Two weeks after the appearance of the Spires, small outbreaks of stain had occurred in countless non-Spire towns and cities, and breathing masks were ubiquitous, some even managing to sleep in them. But it had been established that the Conversion could infect through contact with eyes, and masks could only do so much for those who woke coated in dust. Even when people stayed home, when there were no convenient large groups for the dragons to target, the increased concentration of dust had soon led to thousands of new cases of Blue-Green. The sheer manoeuvrability of the dragons, and their relative indifference to sprays of bullets, made them almost impossible to stop.

"I think we can safely say that the chances of anyone else trying to shoot a Spire have dropped into the not worth betting on range," Min said, standing and sliding the door shut. "There been any let-up in numbers?"

"No." Almost thirty hours in, a new attack was still being reported roughly every hour.

"Coffee? Damn, this milk is still solid." Min thumped down the carton Madeleine had taken out of the freezer an hour ago, making dishes rattle, then sighed. "Green tea?"

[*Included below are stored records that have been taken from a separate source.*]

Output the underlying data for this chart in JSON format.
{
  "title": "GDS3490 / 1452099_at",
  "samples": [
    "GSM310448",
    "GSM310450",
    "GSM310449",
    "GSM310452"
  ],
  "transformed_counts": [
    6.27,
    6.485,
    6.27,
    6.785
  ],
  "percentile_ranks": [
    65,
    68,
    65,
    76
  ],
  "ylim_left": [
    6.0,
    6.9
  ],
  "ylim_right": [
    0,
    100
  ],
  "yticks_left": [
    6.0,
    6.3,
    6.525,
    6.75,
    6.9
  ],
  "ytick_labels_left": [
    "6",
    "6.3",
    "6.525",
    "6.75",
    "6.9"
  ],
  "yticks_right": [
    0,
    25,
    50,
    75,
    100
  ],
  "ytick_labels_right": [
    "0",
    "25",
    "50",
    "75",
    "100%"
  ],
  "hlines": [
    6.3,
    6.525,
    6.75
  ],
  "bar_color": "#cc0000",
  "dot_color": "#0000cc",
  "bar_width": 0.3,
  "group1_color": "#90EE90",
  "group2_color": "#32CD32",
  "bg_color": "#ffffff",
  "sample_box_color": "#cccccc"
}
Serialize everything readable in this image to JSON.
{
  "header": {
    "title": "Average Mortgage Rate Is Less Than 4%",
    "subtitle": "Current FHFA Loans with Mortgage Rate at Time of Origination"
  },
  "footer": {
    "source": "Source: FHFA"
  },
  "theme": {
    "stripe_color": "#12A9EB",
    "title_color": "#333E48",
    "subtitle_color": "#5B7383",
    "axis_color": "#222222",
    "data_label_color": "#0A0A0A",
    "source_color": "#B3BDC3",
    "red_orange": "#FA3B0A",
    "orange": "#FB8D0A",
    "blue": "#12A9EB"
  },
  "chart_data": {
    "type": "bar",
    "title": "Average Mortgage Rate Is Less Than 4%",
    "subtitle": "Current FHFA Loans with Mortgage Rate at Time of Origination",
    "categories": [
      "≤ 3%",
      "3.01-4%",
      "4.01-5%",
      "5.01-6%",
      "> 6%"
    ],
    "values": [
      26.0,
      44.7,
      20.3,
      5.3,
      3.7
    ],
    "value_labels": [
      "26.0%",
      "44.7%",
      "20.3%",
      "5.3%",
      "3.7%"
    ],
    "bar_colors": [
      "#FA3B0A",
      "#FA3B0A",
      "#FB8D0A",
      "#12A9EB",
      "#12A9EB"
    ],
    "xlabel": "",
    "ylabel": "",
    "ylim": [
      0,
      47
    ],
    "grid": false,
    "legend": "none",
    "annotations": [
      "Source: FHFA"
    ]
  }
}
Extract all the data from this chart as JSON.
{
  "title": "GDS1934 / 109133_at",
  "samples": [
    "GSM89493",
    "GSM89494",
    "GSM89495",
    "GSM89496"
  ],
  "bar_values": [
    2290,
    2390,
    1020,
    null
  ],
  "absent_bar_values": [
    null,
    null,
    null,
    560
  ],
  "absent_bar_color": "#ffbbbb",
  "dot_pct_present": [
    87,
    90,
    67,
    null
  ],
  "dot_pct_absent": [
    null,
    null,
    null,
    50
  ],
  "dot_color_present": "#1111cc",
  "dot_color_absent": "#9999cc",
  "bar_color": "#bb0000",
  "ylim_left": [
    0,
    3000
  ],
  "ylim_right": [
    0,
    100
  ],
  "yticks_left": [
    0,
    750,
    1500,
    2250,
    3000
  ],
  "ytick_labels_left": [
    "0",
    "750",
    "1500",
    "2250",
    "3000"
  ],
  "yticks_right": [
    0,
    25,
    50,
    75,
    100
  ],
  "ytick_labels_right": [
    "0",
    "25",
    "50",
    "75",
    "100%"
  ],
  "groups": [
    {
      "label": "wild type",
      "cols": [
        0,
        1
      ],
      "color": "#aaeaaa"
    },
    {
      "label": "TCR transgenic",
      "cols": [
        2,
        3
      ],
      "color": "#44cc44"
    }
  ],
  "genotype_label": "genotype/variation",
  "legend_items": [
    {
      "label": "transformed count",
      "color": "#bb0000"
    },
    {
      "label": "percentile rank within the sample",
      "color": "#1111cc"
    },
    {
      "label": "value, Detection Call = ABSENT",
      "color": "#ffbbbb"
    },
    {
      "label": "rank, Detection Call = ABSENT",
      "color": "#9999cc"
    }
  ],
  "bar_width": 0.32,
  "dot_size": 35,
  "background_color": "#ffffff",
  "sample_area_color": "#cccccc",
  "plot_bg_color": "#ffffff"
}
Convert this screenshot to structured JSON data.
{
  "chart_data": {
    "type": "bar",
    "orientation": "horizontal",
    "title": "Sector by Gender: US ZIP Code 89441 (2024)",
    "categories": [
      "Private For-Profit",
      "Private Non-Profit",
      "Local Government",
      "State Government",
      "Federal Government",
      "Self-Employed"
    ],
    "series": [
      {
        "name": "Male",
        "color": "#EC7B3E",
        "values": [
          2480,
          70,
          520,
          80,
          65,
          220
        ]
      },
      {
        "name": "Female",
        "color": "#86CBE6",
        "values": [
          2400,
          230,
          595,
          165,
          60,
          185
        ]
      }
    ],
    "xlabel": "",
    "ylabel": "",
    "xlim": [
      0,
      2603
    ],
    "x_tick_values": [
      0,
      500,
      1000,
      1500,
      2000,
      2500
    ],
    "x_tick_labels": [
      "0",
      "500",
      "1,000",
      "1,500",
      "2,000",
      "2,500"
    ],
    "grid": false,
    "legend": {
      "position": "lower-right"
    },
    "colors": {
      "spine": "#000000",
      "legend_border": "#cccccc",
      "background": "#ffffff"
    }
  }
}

"No thanks. I guess I should go to bed," Madeleine said, but didn’t move, wondering if she should be worried. Min was usually very even-tempered. "Would it offend you if I asked what you pray for each morning?"

"Mostly for my brothers to be reborn as slugs in a salt mine," Min said flatly. "Oh, they deserve it, don’t worry. I’m virtuous by comparison. Normal." He gave her a sardonic look. "The contrast works the other way here, among you would-be heroes trying to do the right thing, all caution and common sense. No-one’s even gotten into the liquor cabinet. Noi’s planning this surprise birthday party for Pan, yet thinks it’s a bad idea for us to cut loose."

"Alien invasions aren’t exactly the time to get drunk."

"If there was ever a time to get drunk, alien invasions are it. We could lock ourselves in the study first, and let Millie play lookout. But you all insist on being so dull and supportive with your musketeers and your stick-together attitude. I keep expecting to find the lot of you sitting around a campfire singing Kumbaya."

"You’ve been singing along with us, Porthos," Madeleine pointed out, relieved because Min’s tone had lightened, growing amused rather than acidic.

"Just humouring the natives," he said, but smiled. "I started at Rushies with no interest whatsoever in acting. But it’s hard not to get caught up, and a little addicting playing Spy, Turncoat, Hero. Very elaborate lies, just my kind of thing. You, however, are totally transparent, especially when trying to cheer people up. Go to bed."

Uncurling, she headed upstairs to the lamp-lit library. Fisher’s favourite place was the window seat, and she wasn’t surprised to see him still awake, but it was unusual for him to be gazing steadily out the window instead of reading.

"Is there something out there?"

He turned his head, making one of his unhurried studies of her.

"Take a look."

It was an unremarkable exchange, but Madeleine instantly filled with a total awareness of him, tucked snugly in a corner of the seat, a book set on one raised knee, posture relaxed, weary smudges beneath his glasses. She would have to lean across him to see in the direction he’d been looking, and the way he kept his attention on her as she hesitated, and then slowly approached, made her extraordinarily conscious of her hair falling loose from its usual knot, and the cheap, rumpled tracksuit hiding almost all her stars.

One knee on the edge of the seat, she rested a hand on the sill, leaned forward and saw…light. A pathway dancing across the black sheet of the bay, leading to a low, heavy moon sinking into the horizon.